Like most newsagents, we start the week with a full waterfall for all major weeklies. As the week unfolds, we scale back and use the empty pockets to promote titles from other categories. We carefully select and place titles. Click on the image for a larger version of how our magazine space looked on Thursday this week. See how we block titles and use logic in adjacencies – Real Living and Home Beautiful together for example. We always double-pocket these co-located titles – to give them a chance of being noticed in this most shopped magazine real-estate. We know our approach works because we track sales from these pockets.
Newsagents I talk with usually do not have a strategy for filling space as the week unfolds. I have found that a consistent process for this works well, others in the business can follow the process. Putting thought into the titles you co-locate is more likely to drive the sales outcome you want than letting anyone put any titles into the spare pockets.
Magazines are vitally important to us because the range in an average newsagency is our only product-based point of difference. If we embrace this by working the category we make our business a destination.
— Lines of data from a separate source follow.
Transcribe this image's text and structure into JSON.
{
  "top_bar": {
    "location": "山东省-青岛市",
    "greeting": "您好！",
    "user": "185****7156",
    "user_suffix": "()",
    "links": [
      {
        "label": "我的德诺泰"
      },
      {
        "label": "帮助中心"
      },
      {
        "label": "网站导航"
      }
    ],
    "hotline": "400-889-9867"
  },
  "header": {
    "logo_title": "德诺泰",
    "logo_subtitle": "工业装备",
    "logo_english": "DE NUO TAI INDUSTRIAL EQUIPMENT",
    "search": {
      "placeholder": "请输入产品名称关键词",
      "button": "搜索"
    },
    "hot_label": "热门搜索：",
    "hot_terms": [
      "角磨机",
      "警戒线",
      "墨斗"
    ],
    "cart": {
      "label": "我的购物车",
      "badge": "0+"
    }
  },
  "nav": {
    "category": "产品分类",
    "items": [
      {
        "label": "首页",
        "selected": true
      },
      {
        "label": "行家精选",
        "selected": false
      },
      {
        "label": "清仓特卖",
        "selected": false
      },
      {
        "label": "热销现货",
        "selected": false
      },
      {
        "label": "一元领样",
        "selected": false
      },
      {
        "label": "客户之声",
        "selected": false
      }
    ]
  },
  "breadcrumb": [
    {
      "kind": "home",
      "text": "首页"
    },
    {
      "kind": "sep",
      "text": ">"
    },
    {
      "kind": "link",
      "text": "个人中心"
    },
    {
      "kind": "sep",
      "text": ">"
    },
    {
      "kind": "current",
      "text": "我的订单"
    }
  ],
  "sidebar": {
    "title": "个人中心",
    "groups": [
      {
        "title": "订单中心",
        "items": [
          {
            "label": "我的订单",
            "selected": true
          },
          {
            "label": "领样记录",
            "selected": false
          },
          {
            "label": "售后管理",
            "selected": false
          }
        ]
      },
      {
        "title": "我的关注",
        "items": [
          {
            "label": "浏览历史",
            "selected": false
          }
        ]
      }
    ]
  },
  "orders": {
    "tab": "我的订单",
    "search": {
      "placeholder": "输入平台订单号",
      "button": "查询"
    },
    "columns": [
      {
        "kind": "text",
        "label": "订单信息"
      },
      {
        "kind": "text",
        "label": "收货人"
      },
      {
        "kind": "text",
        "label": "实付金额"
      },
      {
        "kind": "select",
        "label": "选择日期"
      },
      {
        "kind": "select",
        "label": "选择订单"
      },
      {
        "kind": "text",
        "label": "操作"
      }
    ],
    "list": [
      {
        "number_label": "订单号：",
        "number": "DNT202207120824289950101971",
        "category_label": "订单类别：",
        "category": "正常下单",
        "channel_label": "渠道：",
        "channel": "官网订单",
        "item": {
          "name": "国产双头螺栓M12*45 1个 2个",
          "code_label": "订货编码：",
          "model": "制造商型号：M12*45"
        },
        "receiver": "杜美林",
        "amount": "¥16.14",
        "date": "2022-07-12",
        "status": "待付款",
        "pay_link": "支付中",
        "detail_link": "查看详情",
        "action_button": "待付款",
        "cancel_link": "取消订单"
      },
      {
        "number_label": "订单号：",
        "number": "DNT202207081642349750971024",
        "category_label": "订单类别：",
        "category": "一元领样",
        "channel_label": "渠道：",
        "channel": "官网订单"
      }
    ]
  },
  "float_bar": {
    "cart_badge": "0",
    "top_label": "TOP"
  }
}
While print has challenges, these are more long term. Aggressively managing magazines today provides a valuable point of differeence for newsagents over other magazine retailers.
Just starting out. Bought a newsagency and they told me not to return any mags for 2 months. They supply endless copies of Beadwork which I’d fall over if I sold one. If I return mags I don’t want how long before I get a credit?
Cheers
John,
The magazines are supplied with preset return dates. You should al the very least follow these. If a magazine is not selling, return it earlier than requested.
The process of determining if a magazine is not selling is straightforward but somewhat dependent on your situation: shopping mall, high street etc.